Chinese tone marks and which vowel they go on
Wednesday, 29 October 2003 16:54(Mostly for my own personal reference)
I was wondering what the rule was as to which vowel takes the tone mark in Pinyin transcription; I seemed to recall that there was an ordering of the type "if there's an A in the syllable, it gets the tone, else if there's an ..." but then was confused because I felt that syllables such as duì and liú should both get the accent on the final letter, yet they both consist of the vowels I and U.
I found an answer in this page on Chinese pronunciation (at the bottom):
- Tone marks are written above the main final of a syllable. The main final can be identified according to the following sequence: A-O-E-I-U-u. For example, in “AO”, the main final is “A”; in “IONG”, the main final is “O”. When “I” and “U” are combined into a syllable, the tone mark is written above the second final: “liu”, “shui”.
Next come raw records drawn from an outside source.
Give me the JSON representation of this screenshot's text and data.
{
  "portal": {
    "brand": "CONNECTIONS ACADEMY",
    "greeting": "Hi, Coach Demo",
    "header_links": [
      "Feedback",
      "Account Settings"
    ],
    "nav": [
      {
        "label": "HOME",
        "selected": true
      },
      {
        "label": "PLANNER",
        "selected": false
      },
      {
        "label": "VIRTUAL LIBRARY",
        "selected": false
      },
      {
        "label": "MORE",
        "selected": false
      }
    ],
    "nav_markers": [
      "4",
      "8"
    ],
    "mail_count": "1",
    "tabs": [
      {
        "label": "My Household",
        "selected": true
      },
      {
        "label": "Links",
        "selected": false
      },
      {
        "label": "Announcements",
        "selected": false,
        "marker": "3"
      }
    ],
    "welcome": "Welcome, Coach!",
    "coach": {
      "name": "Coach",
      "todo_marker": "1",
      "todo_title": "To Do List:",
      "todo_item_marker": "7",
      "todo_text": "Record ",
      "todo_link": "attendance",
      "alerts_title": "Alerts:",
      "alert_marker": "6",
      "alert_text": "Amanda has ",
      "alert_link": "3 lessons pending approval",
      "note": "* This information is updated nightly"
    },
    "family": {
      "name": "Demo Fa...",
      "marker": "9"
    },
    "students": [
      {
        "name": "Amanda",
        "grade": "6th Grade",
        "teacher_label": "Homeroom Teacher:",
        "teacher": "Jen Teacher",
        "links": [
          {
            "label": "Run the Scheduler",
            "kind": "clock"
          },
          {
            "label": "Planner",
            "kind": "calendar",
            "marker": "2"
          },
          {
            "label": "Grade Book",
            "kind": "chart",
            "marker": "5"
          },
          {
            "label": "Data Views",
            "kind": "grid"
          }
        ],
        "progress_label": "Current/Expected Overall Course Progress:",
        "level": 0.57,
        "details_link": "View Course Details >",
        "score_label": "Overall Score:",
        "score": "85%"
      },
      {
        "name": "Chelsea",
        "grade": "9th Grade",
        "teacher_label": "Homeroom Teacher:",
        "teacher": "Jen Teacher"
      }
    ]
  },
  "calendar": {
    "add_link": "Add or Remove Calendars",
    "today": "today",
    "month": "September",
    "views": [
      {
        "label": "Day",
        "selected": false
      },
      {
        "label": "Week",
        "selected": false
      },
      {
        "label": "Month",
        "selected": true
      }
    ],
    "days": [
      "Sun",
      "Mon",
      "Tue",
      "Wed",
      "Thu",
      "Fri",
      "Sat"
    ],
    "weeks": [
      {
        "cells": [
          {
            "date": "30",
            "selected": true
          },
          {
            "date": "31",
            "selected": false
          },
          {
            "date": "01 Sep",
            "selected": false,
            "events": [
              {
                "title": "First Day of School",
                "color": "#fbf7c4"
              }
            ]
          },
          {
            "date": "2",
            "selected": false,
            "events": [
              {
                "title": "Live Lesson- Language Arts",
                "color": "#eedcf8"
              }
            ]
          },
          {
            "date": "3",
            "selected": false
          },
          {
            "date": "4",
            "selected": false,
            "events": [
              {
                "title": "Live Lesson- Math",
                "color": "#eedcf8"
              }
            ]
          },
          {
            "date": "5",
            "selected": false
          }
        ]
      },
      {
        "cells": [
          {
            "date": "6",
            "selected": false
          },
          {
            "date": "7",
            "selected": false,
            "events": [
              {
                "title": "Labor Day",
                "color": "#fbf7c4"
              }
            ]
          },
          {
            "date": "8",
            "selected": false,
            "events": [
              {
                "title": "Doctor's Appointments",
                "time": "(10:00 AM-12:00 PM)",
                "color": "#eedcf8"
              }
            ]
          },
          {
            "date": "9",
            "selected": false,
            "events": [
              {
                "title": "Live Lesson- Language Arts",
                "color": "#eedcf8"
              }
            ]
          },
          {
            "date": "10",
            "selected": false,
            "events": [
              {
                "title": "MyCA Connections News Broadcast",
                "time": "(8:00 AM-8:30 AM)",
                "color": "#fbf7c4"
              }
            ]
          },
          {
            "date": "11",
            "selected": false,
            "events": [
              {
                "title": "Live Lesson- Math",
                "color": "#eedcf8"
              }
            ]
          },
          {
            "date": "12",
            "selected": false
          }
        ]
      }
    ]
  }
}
(In the transcription that page uses, apparently, U = Pinyin "u", u = Pinyin "ü".)
Other useful pages:
- A Pinyin-to-GR [Gwoyeu Romatzyh] conversion table (Other GR stuff on that site: )
- A conversion chart bopomofo-Hanyu Pinyin/Tongyong Pinyin/Wade-Giles (illustrating nicely the way codas are written depending on whether they have an initial or not, e.g. wen/un, weng/ung, wei/ui)
- A similar chart
- And another one (this one also has a list of syllables at the end—presumably, all possible syllables are enumerated)
(That reminds me: I thought I remembered a chart in plain text form which had Pinyin, Gwoyeu Romatzyh, Yale, and an example hànzì for all possible syllables. I don't know where I got it from, though. Anyone have any idea?)
Incidentally, this confirmed what I had previously suspected: that zhongwen.com does not correctly position its tone marks for all syllables; for example, it has dùi, líu, and xíong instead of the correct duì, liú, and xióng.